“Renzi può anche dire che il messaggio del referendum è serio, ma la sua partita al nord è persa. Zaia e Maroni? Si illudono se pensano che la strada sia in discesa”. A dirlo è Francesco Forte, economista, intellettuale di spicco del Psi e più volte ministro. Ieri Luca Zaia, sull’onda del successo referendario, ha lanciato “la costituzione di una Consulta per l’autonomia del Veneto” e “un disegno di legge per l’autonomia speciale che completa le richieste d’autonomia”. E ha detto di volere trattenere in Veneto i 9/10 delle tasse. A questo il ministro per la Coesione territoriale De Vincenti ha risposto che la materia fiscale non si tocca, perché non fa parte dell’articolo 116 della Costituzione.
Che ne pensa, professor Forte?
Lo scopo di Maroni, il cui referendum era più coerente di quello del Veneto, era di portare in Lombardia una serie di competenze. L’operazione funzionerebbe. Maroni ha elencato alcune di queste competenze, Zaia non lo ha fatto.
Appunto. Parliamo del Veneto.
Lo statuto speciale è un obiettivo irrealizzabile. Zaia si è mosso più per slogan che per contenuti, usando un metodo che definirei renziano. Al di là di questo, bisogna anche dire che il titolo V mi pare mal fatto per come è stato scritto. Sono i difetti di quello che chiamo “federalismo consociativo”.
Qual è il punto, professore?
Il problema del federalismo differenziato è che il Veneto può non aver bisogno delle medesime competenze che servono alla Lombardia. L’autonomia deve dipendere dalla diversità dei territori.
E quindi ogni singola Regione dovrebbe condurre un negoziato autonomo.
Sì. Le vaccinazioni sono un problema nazionale, ma Venezia è una città così particolare che dovrebbe poter avanzare richieste sulla viabilità diverse da tutti gli altri territori.
Maroni e Zaia intendono andare a Roma a negoziare.
Non c’è tempo per avviare qualcosa di serio, perché la legislatura sta finendo. Se ne riparlerà dopo le elezioni.

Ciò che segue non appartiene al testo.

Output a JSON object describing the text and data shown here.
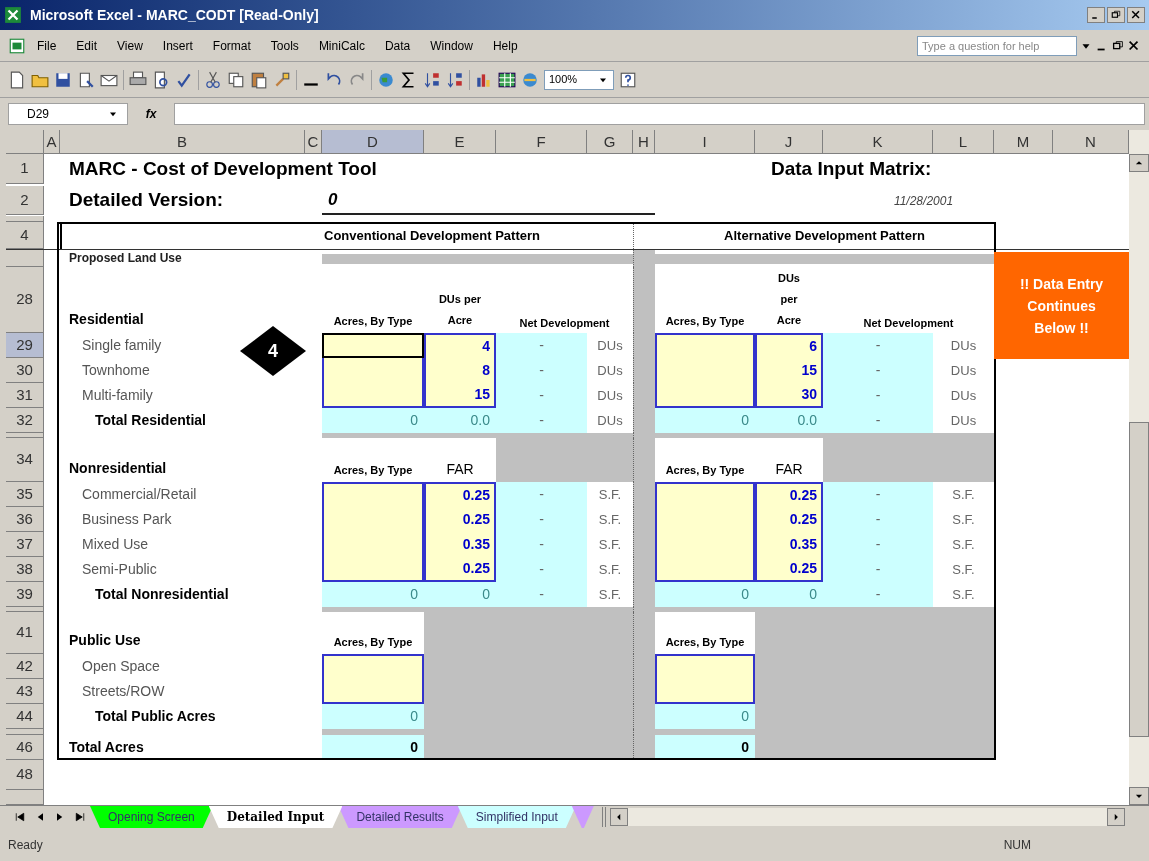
{
  "window": {
    "title": "Microsoft Excel - MARC_CODT [Read-Only]"
  },
  "menu": [
    "File",
    "Edit",
    "View",
    "Insert",
    "Format",
    "Tools",
    "MiniCalc",
    "Data",
    "Window",
    "Help"
  ],
  "help_box": {
    "placeholder": "Type a question for help"
  },
  "toolbar": {
    "zoom": "100%"
  },
  "formula_bar": {
    "name_box": "D29",
    "function_label": "fx"
  },
  "columns": [
    {
      "label": "A",
      "selected": false
    },
    {
      "label": "B",
      "selected": false
    },
    {
      "label": "C",
      "selected": false
    },
    {
      "label": "D",
      "selected": true
    },
    {
      "label": "E",
      "selected": false
    },
    {
      "label": "F",
      "selected": false
    },
    {
      "label": "G",
      "selected": false
    },
    {
      "label": "H",
      "selected": false
    },
    {
      "label": "I",
      "selected": false
    },
    {
      "label": "J",
      "selected": false
    },
    {
      "label": "K",
      "selected": false
    },
    {
      "label": "L",
      "selected": false
    },
    {
      "label": "M",
      "selected": false
    },
    {
      "label": "N",
      "selected": false
    }
  ],
  "rows": [
    {
      "kind": "title",
      "row": "1",
      "selected": false,
      "text": "MARC - Cost of Development Tool",
      "right_text": "Data Input Matrix:"
    },
    {
      "kind": "version",
      "row": "2",
      "selected": false,
      "label": "Detailed Version:",
      "value": "0",
      "date": "11/28/2001"
    },
    {
      "kind": "headings",
      "row": "4",
      "selected": false,
      "headings": [
        "Conventional Development Pattern",
        "Alternative Development Pattern"
      ]
    },
    {
      "kind": "caption",
      "text": "Proposed Land Use"
    },
    {
      "kind": "section",
      "row": "28",
      "selected": false,
      "label": "Residential",
      "headers": [
        {
          "acres": "Acres, By Type",
          "rate": "DUs per Acre",
          "net": "Net Development"
        },
        {
          "acres": "Acres, By Type",
          "rate": "DUs per Acre",
          "net": "Net Development"
        }
      ]
    },
    {
      "kind": "input",
      "row": "29",
      "selected": true,
      "label": "Single family",
      "values": [
        {
          "rate": "4",
          "net": "-",
          "unit": "DUs"
        },
        {
          "rate": "6",
          "net": "-",
          "unit": "DUs"
        }
      ]
    },
    {
      "kind": "input",
      "row": "30",
      "selected": false,
      "label": "Townhome",
      "values": [
        {
          "rate": "8",
          "net": "-",
          "unit": "DUs"
        },
        {
          "rate": "15",
          "net": "-",
          "unit": "DUs"
        }
      ]
    },
    {
      "kind": "input",
      "row": "31",
      "selected": false,
      "label": "Multi-family",
      "values": [
        {
          "rate": "15",
          "net": "-",
          "unit": "DUs"
        },
        {
          "rate": "30",
          "net": "-",
          "unit": "DUs"
        }
      ]
    },
    {
      "kind": "total",
      "row": "32",
      "selected": false,
      "label": "Total Residential",
      "values": [
        {
          "acres": "0",
          "rate": "0.0",
          "net": "-",
          "unit": "DUs"
        },
        {
          "acres": "0",
          "rate": "0.0",
          "net": "-",
          "unit": "DUs"
        }
      ]
    },
    {
      "kind": "section",
      "row": "34",
      "selected": false,
      "label": "Nonresidential",
      "headers": [
        {
          "acres": "Acres, By Type",
          "rate": "FAR"
        },
        {
          "acres": "Acres, By Type",
          "rate": "FAR"
        }
      ]
    },
    {
      "kind": "input",
      "row": "35",
      "selected": false,
      "label": "Commercial/Retail",
      "values": [
        {
          "rate": "0.25",
          "net": "-",
          "unit": "S.F."
        },
        {
          "rate": "0.25",
          "net": "-",
          "unit": "S.F."
        }
      ]
    },
    {
      "kind": "input",
      "row": "36",
      "selected": false,
      "label": "Business Park",
      "values": [
        {
          "rate": "0.25",
          "net": "-",
          "unit": "S.F."
        },
        {
          "rate": "0.25",
          "net": "-",
          "unit": "S.F."
        }
      ]
    },
    {
      "kind": "input",
      "row": "37",
      "selected": false,
      "label": "Mixed Use",
      "values": [
        {
          "rate": "0.35",
          "net": "-",
          "unit": "S.F."
        },
        {
          "rate": "0.35",
          "net": "-",
          "unit": "S.F."
        }
      ]
    },
    {
      "kind": "input",
      "row": "38",
      "selected": false,
      "label": "Semi-Public",
      "values": [
        {
          "rate": "0.25",
          "net": "-",
          "unit": "S.F."
        },
        {
          "rate": "0.25",
          "net": "-",
          "unit": "S.F."
        }
      ]
    },
    {
      "kind": "total",
      "row": "39",
      "selected": false,
      "label": "Total Nonresidential",
      "values": [
        {
          "acres": "0",
          "rate": "0",
          "net": "-",
          "unit": "S.F."
        },
        {
          "acres": "0",
          "rate": "0",
          "net": "-",
          "unit": "S.F."
        }
      ]
    },
    {
      "kind": "section",
      "row": "41",
      "selected": false,
      "label": "Public Use",
      "headers": [
        {
          "acres": "Acres, By Type"
        },
        {
          "acres": "Acres, By Type"
        }
      ]
    },
    {
      "kind": "input",
      "row": "42",
      "selected": false,
      "label": "Open Space"
    },
    {
      "kind": "input",
      "row": "43",
      "selected": false,
      "label": "Streets/ROW"
    },
    {
      "kind": "total",
      "row": "44",
      "selected": false,
      "label": "Total Public Acres",
      "values": [
        {
          "acres": "0"
        },
        {
          "acres": "0"
        }
      ]
    },
    {
      "kind": "grand_total",
      "row": "46",
      "selected": false,
      "label": "Total Acres",
      "values": [
        {
          "acres": "0"
        },
        {
          "acres": "0"
        }
      ]
    },
    {
      "kind": "blank",
      "row": "48",
      "selected": false
    }
  ],
  "step_badge": "4",
  "note": "!! Data Entry Continues Below !!",
  "sheet_tabs": [
    {
      "label": "Opening Screen",
      "selected": false,
      "color": "#00ff00"
    },
    {
      "label": "Detailed Input",
      "selected": true,
      "color": "#ffffff"
    },
    {
      "label": "Detailed Results",
      "selected": false,
      "color": "#cc99ff"
    },
    {
      "label": "Simplified Input",
      "selected": false,
      "color": "#ccffff"
    },
    {
      "selected": false,
      "color": "#cc99ff"
    }
  ],
  "status_bar": {
    "mode": "Ready",
    "indicator": "NUM"
  }
}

Le istanze contenute nei referendum sono in conflitto con la Lega a vocazione nazionale di Salvini?
Certamente. Salvini pensa di cavarsela generalizzando le autonomie e offrendole al resto d’Italia, ma secondo me non è una buona idea. Ci sono Regioni, come Umbria, Basilicata e Calabria che sono troppo piccole e non hanno le strutture necessarie per gestire le deleghe.
Cosa si dovrebbe fare?
Modificare la Costituzione ridefinendo in modo chiaro l’interesse nazionale e l’attribuzione delle competenze, che oggi dà luogo ad una serie di problemi e di incertezze. Prenda i trasporti: si va da quelli statali a quelli intercomunali. E’ il caos totale. Manca un coordinamento regionale dei trasporti — ed per questo, tra l’altro, che lo smog va così facilmente oltre la soglia. Per non parlare della città metropolitana, un concetto nebuloso e senza strumenti.
Torniamo alla Lega di Salvini.
Un giocatore non può indossare due maglie. Estendere la Lega al resto del paese è impossibile. Lo può fare un partito di tipo nazionale, non un partito locale reinventandosi nazionale alla bisogna.
Il referendum ha riproposto la questione del nord. Questo cosa implica?
Che il problema della Lombardia è diverso da quello del Veneto. La Lombardia chiede più autonomia perché il nord è più sviluppato. In Veneto si è imposto il problema delle risorse, della salvaguardia dei patrimoni e dunque anche delle banche, che non è originato dalla vigilanza bancaria ma è condizionato dal contesto macroeconomico.
Berlusconi come leader della futura alleanza di centrodestra quale Lega sceglierà?
Se Berlusconi segue l’ispirazione liberale originaria di Forza Italia sceglierà la Lega di Zaia e Maroni, più vicina all’idea del federalismo competitivo di una diversità di modelli.
Nella sua ultima e-news, Renzi ha detto che “il messaggio del referendum è serio: si chiedono più autonomia e più efficienza, maggiore equità fiscale, lotta agli sprechi a livello centrale e periferico”.
La realtà è che Renzi non è riuscito ad afferrare queste tematiche e si è confermato incapace di fare una politica industriale o bancaria che parlasse al nord. Non ha saputo dire nulla alle industrie venete che andavano in crisi. E di questa crisi hanno fatto parte le banche. Se a questo aggiungiamo la gestione opaca di Banca Etruria e di Mps, il quadro è completo.
Con quali conseguenze?
La partita del Pd al nord è persa. Renzi crede di allargare il consenso promettendo alla gente di sinistra dei simboli, come lo ius soli. Ma oggi servono politiche di sviluppo. E il deficit serve a finanziare lo sviluppo, non a fare regali elettorali.